= Hennu =

Egyptian symbol

Image of the Hennu boat

In Egyptian mythology, the hennu boat or Sokar barque (also henu, Manuel de Codage transliteration: Hnw) was a symbol of the god Seker of Memphis. Depending on the era or the prevailing dynasty of Egypt, the hennu boat sailed toward either dawn or dusk.

In the Pyramid Texts of Unas (PT 214, 138c) one of the steps the deceased had to take, after leaving his property to his son, after purifying himself, etc. was:
You will descend on ropes of bronze, in the arms of Horus as his name is "Being in the Hennu barque."

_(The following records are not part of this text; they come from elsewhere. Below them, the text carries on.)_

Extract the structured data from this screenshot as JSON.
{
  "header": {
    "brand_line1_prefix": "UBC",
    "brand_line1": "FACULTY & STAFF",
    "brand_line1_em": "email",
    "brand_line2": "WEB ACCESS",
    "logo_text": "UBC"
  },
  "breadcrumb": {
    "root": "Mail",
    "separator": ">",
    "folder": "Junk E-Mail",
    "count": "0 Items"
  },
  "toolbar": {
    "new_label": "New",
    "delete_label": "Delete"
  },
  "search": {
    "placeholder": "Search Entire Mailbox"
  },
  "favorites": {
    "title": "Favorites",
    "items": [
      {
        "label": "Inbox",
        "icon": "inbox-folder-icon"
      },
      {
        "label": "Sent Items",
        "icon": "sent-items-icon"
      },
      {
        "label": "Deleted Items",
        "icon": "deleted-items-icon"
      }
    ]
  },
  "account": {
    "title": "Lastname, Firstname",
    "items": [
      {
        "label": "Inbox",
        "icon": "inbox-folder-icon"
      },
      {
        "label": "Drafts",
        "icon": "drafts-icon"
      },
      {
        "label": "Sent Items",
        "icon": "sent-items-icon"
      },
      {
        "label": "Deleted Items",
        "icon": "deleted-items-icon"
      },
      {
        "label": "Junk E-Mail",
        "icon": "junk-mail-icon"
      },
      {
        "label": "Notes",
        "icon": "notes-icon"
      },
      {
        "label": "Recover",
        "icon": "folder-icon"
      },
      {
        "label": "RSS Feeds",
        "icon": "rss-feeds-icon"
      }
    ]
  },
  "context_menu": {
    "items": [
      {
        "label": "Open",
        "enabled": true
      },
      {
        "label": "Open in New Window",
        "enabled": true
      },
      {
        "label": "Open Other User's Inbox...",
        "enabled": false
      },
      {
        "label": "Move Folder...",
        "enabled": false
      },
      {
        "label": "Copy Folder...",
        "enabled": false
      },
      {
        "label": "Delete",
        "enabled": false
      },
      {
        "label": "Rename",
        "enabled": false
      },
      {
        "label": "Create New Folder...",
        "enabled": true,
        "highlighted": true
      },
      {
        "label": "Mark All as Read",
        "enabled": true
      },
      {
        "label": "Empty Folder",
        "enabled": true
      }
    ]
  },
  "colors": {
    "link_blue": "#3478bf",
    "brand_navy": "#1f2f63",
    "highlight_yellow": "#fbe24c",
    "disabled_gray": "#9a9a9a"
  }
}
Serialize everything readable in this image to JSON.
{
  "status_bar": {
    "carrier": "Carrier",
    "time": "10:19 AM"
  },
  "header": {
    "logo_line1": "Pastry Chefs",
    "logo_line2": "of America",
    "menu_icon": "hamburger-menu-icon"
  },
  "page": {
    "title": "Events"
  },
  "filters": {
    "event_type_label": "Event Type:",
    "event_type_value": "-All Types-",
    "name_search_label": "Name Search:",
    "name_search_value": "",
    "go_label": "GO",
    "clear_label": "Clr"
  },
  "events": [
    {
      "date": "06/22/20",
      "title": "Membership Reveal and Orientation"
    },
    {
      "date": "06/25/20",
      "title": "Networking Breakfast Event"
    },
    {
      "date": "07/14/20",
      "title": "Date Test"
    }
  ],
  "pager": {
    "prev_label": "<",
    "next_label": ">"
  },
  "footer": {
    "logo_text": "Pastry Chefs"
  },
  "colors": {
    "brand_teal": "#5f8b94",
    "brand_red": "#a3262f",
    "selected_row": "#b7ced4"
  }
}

On the holiday of the god Seker, a stone—possibly a representation of the god—was put on the Hennu barque and pulled with a sled over the fields, while people followed it wearing garlands of onions. A harpist's song from the tomb of Djehutimes (TT 32) describes the practice as follows:
[He] pulled [So]kar by placing the Hennu barque on its sled, going around the walls with his following.

At times the Hennu barque was identified with Seker himself, as in pKairo CG 51189 (pYuya) where it is stated: I have appeared as Hennu.
which is followed two lines below by this passage: I have appeared as Sokar.

==Other divine barks==
- The Neshmet
- The sun barks of Re: the morning bark, mandjet, and the evening bark, mesktet.